Thursday, 7 August 2025

"How extremely stupid not to have thought of that!"

https://barryhisblog.blogspot.com/2025/08/how-extremely-stupid-not-to-have.html
Thomas Henry Huxley

Creationists often mischaracterize evolution as being "purely random", "pure chance" or "accident", neglecting the effect of the natural selection of heritable variations.

This is a straw-man argument, and if knowingly made, an intellectually dishonest one. It is criticizing not a real position, but a distorted caricature of it for rhetorical, if ineffectual and unearned, brownie points.

At the time of writing, the idea of the 
natural selection of heritable variations has only been around for some 166 years, published in Darwin's "Origin" in 1859, so creationists may not have had enough time to catch up yet.

Huxley, Darwin's friend, put it thus: "How extremely stupid not to have thought of that!"

These creationist arguments get made in two contexts, to wit, 1) the origin of life and 2) its evolution. They often get muddled together, but I will deal with them separately. However, the thing they do have in common is that they are both examples of the well-recognized fallacy of the "argument from personal incredulity", or, less charitably, the argument from ignorance. It takes the form of, "I can't understand how this could have happened, or how this could be, therefore it cannot be right." See 
https://yourlogicalfallacyis.com/personal-incredulity.

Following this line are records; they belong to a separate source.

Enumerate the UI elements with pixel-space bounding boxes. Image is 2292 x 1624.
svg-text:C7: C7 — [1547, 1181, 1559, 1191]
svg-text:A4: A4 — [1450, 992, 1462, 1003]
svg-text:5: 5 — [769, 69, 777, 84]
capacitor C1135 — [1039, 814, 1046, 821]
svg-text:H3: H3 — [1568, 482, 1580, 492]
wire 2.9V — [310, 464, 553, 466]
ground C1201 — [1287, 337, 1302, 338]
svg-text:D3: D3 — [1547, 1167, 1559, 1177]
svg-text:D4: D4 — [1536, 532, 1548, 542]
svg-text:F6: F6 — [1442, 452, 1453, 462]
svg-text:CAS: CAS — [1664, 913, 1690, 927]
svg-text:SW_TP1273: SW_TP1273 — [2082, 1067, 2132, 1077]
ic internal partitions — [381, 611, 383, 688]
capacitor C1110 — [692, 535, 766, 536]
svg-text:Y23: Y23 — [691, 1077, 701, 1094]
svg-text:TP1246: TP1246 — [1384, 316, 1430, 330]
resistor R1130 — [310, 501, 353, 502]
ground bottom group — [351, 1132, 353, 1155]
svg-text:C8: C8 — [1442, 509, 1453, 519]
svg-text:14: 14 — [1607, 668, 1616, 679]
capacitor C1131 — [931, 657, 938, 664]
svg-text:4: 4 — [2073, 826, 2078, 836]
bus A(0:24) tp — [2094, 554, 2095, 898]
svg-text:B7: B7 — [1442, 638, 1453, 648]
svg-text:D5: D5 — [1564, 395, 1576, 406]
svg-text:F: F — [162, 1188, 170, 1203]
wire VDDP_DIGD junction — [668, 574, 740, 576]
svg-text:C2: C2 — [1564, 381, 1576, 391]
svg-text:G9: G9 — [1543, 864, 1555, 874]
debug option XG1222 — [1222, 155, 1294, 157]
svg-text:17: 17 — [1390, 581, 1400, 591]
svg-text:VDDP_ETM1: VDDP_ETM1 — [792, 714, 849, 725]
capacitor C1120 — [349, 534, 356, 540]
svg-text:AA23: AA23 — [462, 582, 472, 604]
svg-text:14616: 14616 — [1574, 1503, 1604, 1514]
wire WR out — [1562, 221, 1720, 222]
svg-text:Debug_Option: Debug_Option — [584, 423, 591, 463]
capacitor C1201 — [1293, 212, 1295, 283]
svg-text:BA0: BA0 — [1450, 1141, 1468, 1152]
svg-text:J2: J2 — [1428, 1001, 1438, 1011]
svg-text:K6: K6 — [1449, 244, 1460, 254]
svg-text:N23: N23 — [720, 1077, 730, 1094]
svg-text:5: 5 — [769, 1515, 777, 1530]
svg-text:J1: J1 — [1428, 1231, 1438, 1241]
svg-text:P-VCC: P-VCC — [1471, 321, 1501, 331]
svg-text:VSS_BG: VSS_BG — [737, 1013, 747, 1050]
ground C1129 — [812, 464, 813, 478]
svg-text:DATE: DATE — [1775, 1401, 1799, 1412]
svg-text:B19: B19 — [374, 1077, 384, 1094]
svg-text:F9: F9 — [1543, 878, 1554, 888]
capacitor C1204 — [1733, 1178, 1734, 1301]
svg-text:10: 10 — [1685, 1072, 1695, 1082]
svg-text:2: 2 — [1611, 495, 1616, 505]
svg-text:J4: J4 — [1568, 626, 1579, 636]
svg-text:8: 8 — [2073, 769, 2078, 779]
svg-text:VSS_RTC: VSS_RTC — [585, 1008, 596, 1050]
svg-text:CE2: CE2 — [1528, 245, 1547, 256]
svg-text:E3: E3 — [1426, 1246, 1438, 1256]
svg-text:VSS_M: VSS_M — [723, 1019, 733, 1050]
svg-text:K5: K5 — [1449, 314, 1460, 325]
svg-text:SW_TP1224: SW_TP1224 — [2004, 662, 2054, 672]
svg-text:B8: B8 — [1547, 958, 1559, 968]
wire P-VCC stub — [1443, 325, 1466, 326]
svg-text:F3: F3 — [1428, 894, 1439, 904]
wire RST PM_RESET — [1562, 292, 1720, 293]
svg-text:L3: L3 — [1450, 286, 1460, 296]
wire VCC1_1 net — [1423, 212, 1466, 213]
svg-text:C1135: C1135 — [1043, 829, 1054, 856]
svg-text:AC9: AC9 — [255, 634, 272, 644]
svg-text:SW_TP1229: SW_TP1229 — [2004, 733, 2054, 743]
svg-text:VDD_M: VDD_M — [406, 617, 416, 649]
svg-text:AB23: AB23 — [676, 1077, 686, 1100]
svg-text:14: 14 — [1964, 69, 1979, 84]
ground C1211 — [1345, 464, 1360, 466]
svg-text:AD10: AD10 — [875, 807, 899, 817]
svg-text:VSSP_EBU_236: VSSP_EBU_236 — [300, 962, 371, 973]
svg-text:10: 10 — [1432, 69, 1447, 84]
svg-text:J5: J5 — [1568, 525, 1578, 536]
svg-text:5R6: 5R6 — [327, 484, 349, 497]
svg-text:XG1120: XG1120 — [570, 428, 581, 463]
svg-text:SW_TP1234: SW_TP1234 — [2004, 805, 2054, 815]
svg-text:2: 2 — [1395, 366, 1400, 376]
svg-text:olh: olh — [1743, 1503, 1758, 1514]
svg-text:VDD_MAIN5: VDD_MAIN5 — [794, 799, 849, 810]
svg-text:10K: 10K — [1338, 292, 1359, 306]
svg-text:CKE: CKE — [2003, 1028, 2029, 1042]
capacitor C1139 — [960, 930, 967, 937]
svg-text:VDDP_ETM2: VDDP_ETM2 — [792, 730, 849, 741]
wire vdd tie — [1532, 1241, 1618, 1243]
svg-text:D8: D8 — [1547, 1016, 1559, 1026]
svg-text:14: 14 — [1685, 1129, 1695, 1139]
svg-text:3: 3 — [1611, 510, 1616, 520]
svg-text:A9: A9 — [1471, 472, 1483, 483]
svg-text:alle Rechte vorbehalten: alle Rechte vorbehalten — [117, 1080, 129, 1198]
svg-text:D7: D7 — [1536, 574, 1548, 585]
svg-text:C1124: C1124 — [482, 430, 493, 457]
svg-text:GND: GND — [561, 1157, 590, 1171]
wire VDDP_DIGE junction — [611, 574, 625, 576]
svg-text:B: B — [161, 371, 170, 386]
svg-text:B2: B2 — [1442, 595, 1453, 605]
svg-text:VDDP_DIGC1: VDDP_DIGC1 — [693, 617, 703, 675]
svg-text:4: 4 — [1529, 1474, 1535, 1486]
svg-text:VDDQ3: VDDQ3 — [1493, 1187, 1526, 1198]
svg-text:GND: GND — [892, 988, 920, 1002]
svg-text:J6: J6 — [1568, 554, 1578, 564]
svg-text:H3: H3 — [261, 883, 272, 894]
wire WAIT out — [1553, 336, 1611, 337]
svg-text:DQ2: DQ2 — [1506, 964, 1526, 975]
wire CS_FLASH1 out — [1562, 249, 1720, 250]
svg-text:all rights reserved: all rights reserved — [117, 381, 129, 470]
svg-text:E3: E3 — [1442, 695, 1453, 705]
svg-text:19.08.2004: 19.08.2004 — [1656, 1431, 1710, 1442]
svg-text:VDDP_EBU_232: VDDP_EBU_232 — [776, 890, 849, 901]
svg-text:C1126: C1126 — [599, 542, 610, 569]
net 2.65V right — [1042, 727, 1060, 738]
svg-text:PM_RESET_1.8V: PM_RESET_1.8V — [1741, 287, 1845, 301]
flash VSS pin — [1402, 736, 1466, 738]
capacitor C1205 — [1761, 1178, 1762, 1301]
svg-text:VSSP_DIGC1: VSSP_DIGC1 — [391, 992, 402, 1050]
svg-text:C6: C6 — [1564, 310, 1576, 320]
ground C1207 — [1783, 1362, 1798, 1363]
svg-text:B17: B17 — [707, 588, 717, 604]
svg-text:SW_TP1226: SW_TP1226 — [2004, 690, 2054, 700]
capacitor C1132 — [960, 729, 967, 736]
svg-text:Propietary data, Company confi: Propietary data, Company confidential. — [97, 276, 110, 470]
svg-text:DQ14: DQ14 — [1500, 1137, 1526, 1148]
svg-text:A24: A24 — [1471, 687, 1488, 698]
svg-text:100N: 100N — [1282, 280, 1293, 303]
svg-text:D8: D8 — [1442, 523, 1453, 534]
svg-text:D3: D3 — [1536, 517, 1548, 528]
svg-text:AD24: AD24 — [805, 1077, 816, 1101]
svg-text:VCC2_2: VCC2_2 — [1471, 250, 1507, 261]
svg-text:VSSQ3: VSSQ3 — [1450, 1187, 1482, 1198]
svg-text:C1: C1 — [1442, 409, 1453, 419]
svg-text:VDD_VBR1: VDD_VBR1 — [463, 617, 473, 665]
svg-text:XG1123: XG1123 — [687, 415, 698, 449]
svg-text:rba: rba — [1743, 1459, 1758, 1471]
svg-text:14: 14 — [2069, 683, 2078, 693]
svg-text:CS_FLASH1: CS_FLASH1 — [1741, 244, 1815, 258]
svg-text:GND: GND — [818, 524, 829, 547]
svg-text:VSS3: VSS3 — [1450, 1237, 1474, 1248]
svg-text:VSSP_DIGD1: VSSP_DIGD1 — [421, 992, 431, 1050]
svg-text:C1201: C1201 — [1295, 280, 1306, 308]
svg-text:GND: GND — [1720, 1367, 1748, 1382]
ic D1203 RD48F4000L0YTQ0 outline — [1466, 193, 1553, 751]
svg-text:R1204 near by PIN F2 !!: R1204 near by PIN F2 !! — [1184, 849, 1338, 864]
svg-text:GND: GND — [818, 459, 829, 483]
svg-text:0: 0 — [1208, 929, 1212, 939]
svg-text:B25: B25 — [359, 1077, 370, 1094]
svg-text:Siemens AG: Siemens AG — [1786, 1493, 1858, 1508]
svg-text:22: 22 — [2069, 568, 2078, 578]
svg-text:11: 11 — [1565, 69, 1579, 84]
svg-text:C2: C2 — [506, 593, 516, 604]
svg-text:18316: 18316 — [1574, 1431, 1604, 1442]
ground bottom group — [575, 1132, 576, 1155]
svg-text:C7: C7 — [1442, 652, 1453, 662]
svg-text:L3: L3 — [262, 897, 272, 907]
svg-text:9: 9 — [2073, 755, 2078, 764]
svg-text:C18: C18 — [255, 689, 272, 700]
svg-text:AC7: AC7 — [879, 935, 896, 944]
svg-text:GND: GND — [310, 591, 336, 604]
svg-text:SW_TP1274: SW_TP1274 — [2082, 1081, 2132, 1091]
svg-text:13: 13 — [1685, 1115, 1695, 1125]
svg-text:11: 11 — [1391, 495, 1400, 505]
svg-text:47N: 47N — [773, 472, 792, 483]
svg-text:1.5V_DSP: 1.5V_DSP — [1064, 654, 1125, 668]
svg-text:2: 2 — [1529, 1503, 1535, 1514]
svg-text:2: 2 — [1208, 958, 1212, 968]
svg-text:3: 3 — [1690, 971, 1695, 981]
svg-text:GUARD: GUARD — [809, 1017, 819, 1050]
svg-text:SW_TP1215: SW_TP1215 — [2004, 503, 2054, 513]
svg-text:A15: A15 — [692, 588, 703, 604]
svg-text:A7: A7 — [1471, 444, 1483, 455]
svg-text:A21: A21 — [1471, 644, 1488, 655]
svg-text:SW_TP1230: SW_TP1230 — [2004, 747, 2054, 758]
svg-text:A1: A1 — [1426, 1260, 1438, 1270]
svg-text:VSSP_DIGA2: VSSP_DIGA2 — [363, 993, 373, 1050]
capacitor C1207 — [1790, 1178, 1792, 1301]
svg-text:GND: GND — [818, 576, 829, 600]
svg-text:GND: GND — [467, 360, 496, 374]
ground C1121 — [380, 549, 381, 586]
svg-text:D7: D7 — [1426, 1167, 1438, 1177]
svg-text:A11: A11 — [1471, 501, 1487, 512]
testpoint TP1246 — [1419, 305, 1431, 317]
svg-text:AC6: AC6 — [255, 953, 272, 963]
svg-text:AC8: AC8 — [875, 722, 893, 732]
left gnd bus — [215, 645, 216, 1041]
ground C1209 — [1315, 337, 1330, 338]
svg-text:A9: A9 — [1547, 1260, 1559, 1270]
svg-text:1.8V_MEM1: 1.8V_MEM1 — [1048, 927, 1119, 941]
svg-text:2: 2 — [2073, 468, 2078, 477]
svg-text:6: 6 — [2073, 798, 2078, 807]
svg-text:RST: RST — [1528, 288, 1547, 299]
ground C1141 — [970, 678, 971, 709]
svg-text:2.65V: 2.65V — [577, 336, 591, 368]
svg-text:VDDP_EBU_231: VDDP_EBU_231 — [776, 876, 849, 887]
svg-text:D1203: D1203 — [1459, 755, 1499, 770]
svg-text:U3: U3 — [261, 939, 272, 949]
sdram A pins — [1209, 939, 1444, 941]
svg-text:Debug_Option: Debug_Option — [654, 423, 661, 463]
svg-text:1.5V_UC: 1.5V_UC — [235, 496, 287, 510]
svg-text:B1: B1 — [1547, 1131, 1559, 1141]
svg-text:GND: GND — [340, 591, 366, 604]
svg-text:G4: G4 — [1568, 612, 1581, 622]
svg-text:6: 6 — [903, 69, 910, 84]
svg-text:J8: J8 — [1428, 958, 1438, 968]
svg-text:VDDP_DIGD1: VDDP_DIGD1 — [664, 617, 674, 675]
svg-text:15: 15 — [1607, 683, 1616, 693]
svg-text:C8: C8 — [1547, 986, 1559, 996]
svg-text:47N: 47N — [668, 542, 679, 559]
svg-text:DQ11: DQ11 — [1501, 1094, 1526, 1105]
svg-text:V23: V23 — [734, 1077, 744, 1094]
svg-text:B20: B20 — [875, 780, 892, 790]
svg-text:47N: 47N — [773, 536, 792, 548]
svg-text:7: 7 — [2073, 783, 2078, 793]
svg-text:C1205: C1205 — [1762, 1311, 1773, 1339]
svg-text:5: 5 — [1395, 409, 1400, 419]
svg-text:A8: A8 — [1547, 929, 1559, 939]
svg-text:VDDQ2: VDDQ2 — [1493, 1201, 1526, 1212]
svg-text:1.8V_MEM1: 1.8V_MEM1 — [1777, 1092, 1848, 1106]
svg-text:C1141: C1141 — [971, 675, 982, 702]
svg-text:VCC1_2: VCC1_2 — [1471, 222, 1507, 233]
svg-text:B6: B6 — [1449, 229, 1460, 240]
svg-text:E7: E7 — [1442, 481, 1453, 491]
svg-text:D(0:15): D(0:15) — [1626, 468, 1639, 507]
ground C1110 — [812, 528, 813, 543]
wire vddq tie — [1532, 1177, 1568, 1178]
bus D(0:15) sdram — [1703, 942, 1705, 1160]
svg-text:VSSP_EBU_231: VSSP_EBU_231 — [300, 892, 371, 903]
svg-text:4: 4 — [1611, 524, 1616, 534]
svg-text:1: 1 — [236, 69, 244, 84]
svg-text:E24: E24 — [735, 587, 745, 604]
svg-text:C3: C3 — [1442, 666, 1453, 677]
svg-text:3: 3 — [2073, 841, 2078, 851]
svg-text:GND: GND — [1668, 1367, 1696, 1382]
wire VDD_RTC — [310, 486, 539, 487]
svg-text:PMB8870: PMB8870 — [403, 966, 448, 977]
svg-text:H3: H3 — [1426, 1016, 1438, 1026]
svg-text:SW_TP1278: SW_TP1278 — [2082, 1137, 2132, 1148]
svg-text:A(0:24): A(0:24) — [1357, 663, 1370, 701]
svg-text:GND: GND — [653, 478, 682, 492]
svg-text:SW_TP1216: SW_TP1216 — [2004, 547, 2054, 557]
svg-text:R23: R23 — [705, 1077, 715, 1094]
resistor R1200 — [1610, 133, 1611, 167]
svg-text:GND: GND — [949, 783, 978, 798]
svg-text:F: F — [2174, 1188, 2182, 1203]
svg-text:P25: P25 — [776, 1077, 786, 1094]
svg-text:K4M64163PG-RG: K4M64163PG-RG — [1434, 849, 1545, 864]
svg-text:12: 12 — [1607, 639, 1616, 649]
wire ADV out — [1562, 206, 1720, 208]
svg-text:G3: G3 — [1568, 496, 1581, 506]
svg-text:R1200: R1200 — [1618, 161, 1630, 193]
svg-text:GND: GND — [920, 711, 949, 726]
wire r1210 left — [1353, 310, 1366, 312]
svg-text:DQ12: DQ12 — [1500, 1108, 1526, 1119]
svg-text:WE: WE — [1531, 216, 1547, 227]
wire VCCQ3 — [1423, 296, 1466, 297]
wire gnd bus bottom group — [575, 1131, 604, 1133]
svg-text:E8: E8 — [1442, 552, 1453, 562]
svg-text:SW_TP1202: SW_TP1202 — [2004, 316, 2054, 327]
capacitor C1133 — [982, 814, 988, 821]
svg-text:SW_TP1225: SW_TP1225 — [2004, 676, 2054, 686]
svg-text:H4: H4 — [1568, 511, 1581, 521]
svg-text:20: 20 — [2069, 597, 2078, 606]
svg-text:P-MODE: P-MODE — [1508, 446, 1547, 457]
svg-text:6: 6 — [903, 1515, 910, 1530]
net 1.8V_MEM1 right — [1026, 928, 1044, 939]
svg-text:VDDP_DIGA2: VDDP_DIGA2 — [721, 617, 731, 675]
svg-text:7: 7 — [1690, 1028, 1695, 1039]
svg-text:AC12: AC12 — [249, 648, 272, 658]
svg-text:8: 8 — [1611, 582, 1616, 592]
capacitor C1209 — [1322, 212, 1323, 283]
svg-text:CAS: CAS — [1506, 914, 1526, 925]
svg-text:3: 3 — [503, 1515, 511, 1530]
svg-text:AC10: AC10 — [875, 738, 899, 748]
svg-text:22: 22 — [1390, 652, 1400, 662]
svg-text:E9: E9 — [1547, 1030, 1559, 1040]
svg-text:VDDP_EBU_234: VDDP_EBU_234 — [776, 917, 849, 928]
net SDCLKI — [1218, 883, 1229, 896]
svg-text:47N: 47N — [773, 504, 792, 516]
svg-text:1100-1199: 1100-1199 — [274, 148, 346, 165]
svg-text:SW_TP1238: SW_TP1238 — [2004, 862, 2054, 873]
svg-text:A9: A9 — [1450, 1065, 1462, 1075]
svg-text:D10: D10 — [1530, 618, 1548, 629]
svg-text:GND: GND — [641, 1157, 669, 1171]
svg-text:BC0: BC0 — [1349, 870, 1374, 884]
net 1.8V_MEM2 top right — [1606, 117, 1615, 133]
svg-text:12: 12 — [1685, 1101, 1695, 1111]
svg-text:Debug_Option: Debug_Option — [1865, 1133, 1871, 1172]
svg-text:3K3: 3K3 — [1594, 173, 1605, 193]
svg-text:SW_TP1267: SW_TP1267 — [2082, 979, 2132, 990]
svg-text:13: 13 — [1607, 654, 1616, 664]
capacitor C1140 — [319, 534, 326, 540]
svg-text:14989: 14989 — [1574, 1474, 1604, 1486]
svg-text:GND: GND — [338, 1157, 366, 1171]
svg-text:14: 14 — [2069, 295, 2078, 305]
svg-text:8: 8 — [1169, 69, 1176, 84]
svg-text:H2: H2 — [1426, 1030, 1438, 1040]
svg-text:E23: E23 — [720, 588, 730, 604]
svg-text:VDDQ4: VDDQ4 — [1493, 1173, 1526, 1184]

I'll deal with 2) first: Evolution.

Yes, mutations (changes to the genome) do happen largely randomly. We say that they are undirected towards any end result or purpose. Experiments and observations prove this and reveal that the majority of mutations are neutral concerning reproductive fitness (the likelihood of them being replicated in subsequent generations).

Neutral mutations

As neutral mutations build up in a population, it becomes more diverse and able to respond to environmental changes, becoming either deleterious (disadvantageous) or advantageous, Remember the fitness of any feature is always fitness with respect to the given environment. 

Disadvantageous or deleterious mutations

These are the next most frequently occurring mutations. As the words indicate, they impose a disadvantage in the reproduction stakes, and if they are not immediately fatal or incapacitating, will still tend to be - um - deleted from the gene pool eventually.

Finally, come the comparatively rare advantageous mutations.

"Advantageous" means giving an advantage in the reproduction states, so advantageous mutations are more likely, if they are heritable, to become more and more frequently represented in passing generations. Creationists like to talk about "information" in the genome, without defining it or saying how it can be quantified, but reproductive fitness can easily be defined and quantified, and has the added advantage of being relevant to evolutionary theory.

We see many creationist 'memes' bleating that sandcastles or robots or clock components or whatever do not evolve, as if this calls into question the possibility of evolution doing anything interesting, but what all these examples omit is the fact that these things do not change by the selection of undirected heritable variations. Sorry to belabour the point, but it is absolutely vital.